On the storage front, sales of $796 million, down 4.4 percent, were lower than expected. Traditional storage arrays saw a 14 percent decline to $432 million, but converged storage, HP"s catch-word phrase for modern arrays, had 9 percent growth to $364 million and the 3PAR line returned to double-digit growth. If you add up 3PAR plus HP's high-end XP and EVA arrays, revenues for these three as a group were down 7 percent year-on-year, but Lesjak said that HP nonetheless expected to gain market share in the external disk array market in the second calendar quarter. Whitman said that HP continues to grow its share in midrange storage, which frankly was always the strength of Compaq anyway. "As the market shifts increasingly from high-end to midrange storage, it is pressuring overall market growth," explained Whitman. "But I believe this plays into a sweet spot for HP, which bodes well for us in the long term."

Technology Services, the support arm of the Enterprise Group, had a 2.6 percent decline in the third fiscal quarter, to just a smidgen under $2.1 billion . Lower volumes of systems sales in prior quarters were the main cause of the decline, and Whitman said that margins were holding steady despite the decline.

On the cloud front, Whitman said that CloudSystem hardware showed double-digit growth in the third quarter, and that the commercial version of HP's Helion OpenStack implementation would be ready for commercial use by October.
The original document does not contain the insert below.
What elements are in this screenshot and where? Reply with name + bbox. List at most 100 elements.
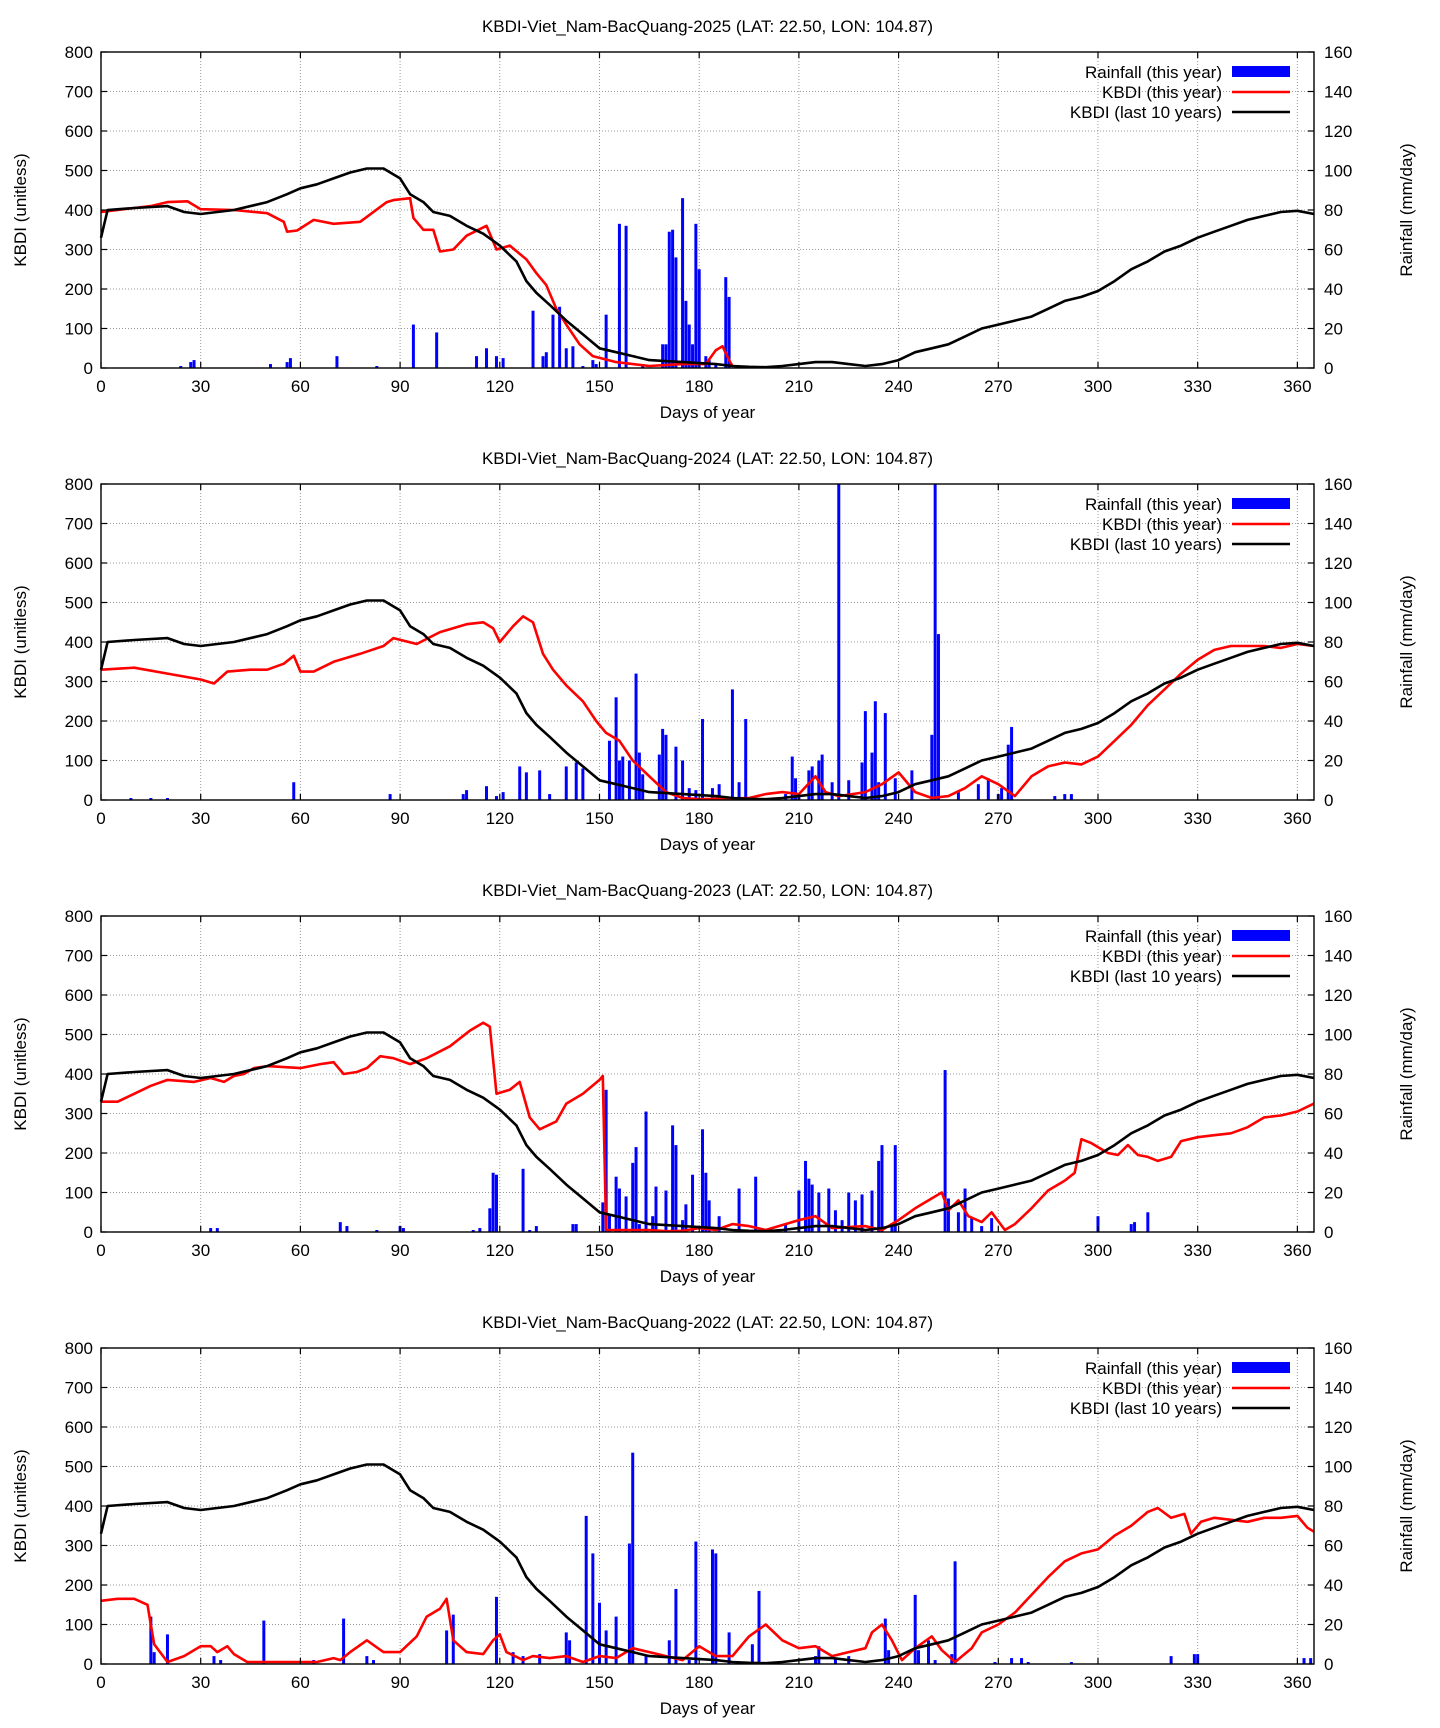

HP has cooked up a Helion development platform for coders and is also getting ready to launch a set of OpenStack support and implementation services to go along with the Helion delivery. Whitman also said that HP would end up being the leading code contributor to the future "Juno" release of OpenStack, which is slated for release on October 16.
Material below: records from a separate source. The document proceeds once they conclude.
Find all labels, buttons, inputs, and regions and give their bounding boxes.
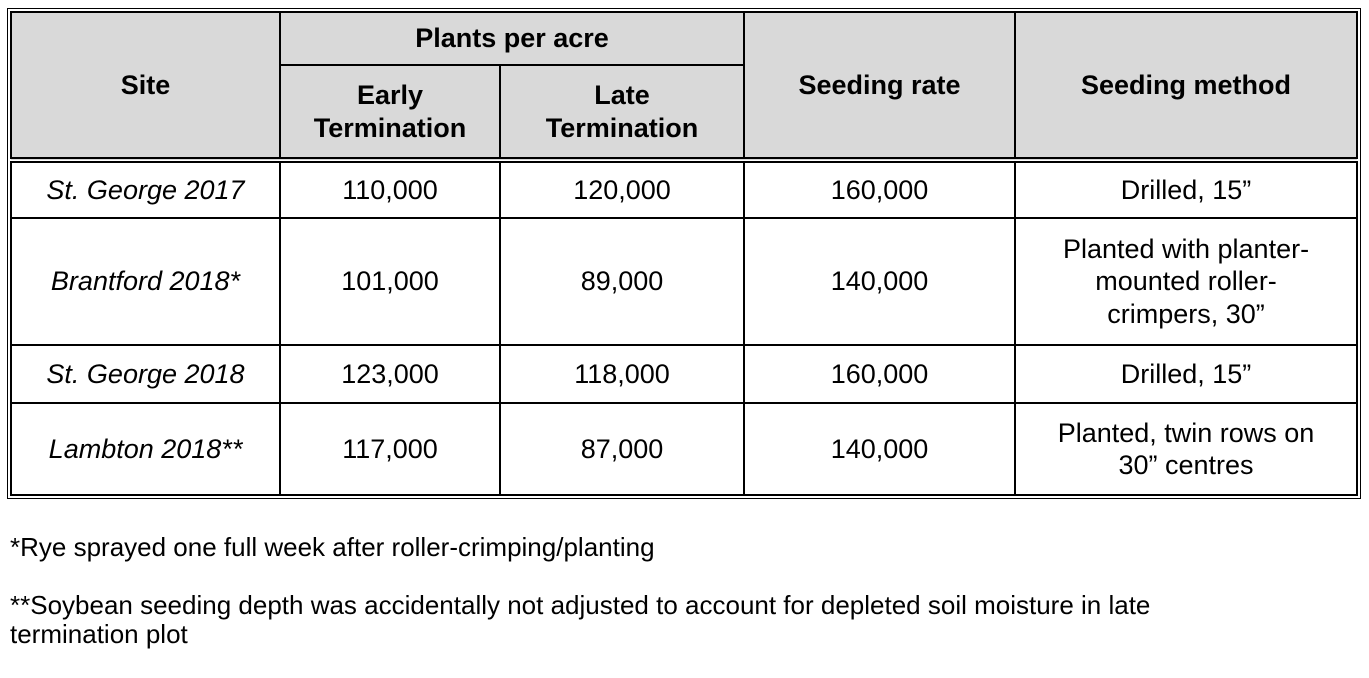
table-row: Brantford 2018* 101,000 89,000 140,000 P… <box>10 217 1359 346</box>
cell-early-termination: 110,000 <box>279 157 501 219</box>
document-page: Site Plants per acre Seeding rate Seedin… <box>7 8 1362 649</box>
col-header-late-termination: Late Termination <box>498 64 746 161</box>
trial-table: Site Plants per acre Seeding rate Seedin… <box>10 11 1359 496</box>
cell-early-termination: 117,000 <box>279 402 501 496</box>
table-header: Site Plants per acre Seeding rate Seedin… <box>10 11 1359 161</box>
cell-early-termination: 123,000 <box>279 344 501 404</box>
table-row: Lambton 2018** 117,000 87,000 140,000 Pl… <box>10 402 1359 496</box>
cell-seeding-rate: 160,000 <box>743 344 1017 404</box>
header-row-top: Site Plants per acre Seeding rate Seedin… <box>10 11 1359 161</box>
table-row: St. George 2017 110,000 120,000 160,000 … <box>10 157 1359 219</box>
cell-site: Lambton 2018** <box>10 402 281 496</box>
cell-site: St. George 2018 <box>10 344 281 404</box>
col-header-early-termination: Early Termination <box>279 64 501 161</box>
cell-seeding-rate: 140,000 <box>743 402 1017 496</box>
col-header-seeding-method: Seeding method <box>1014 11 1359 161</box>
trial-table-frame: Site Plants per acre Seeding rate Seedin… <box>7 8 1362 499</box>
table-footnotes: *Rye sprayed one full week after roller-… <box>10 504 1362 678</box>
header-row-sub: Early Termination Late Termination <box>11 64 1357 161</box>
table-body: St. George 2017 110,000 120,000 160,000 … <box>10 157 1359 496</box>
cell-late-termination: 87,000 <box>498 402 746 496</box>
cell-seeding-method: Drilled, 15” <box>1014 157 1359 219</box>
cell-seeding-method: Drilled, 15” <box>1014 344 1359 404</box>
cell-late-termination: 118,000 <box>498 344 746 404</box>
footnote-rye: *Rye sprayed one full week after roller-… <box>10 532 655 562</box>
col-header-seeding-rate: Seeding rate <box>743 11 1017 161</box>
cell-seeding-method: Planted with planter- mounted roller- cr… <box>1014 217 1359 346</box>
cell-late-termination: 120,000 <box>498 157 746 219</box>
cell-site: Brantford 2018* <box>10 217 281 346</box>
table-row: St. George 2018 123,000 118,000 160,000 … <box>10 344 1359 404</box>
footnote-soybean: **Soybean seeding depth was accidentally… <box>10 590 1151 649</box>
col-header-site: Site <box>10 11 281 161</box>
cell-late-termination: 89,000 <box>498 217 746 346</box>
cell-seeding-rate: 140,000 <box>743 217 1017 346</box>
cell-seeding-method: Planted, twin rows on 30” centres <box>1014 402 1359 496</box>
cell-early-termination: 101,000 <box>279 217 501 346</box>
cell-site: St. George 2017 <box>10 157 281 219</box>
cell-seeding-rate: 160,000 <box>743 157 1017 219</box>
col-header-plants-per-acre: Plants per acre <box>278 11 746 66</box>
HP Software had its challenges during the quarter, with sales off 5 percent to $959 million. But pretax margins help up at $203 million in the quarter. The Autonomy tools for dealing with unstructured data and the Vertica parallel database both had revenue declines in the quarter, but security software revenues were up a bit. HP inked a big partnership with Hortonworks to integrate its Hadoop distribution into the Haven data analytics platform, and HP hopes this will bear fruit for the software group in the coming quarters. In general, Whitman said that HP software was shifting to a SaaS and subscription model for much of its software and away from licensing, which would have a near-time downward impact on revenues but would level things out over the long term. Bookings for IT management tools, including OpenView and other tools, delivered on a SaaS model rose by double-digits in the quarter, as an example. But across all of HP Software, license revenues were off 16 percent while SaaS revenues rose by 8 percent.

In other areas, HP Financial Services, which finances HP's various wares for partners and customers, had revenues of $855 million, down 3 percent, and delivered $79 million in operating profits. HP Enterprise Services, which is mostly the old EDS systems integration and outsourcing business, had a 6.4 percent decline to $5.59 billion, and the printing business booked the same $5.59 billion in sales after a 3.8 percent decline. Thanks to the expiration of Windows XP support, the PC business had a nice uptick, rising 11.9 percent to $8.65 billion. That is probably not sustainable growth over the long term, but the PC business is actually helping HP's bottom line right now, as hard as that might be to believe.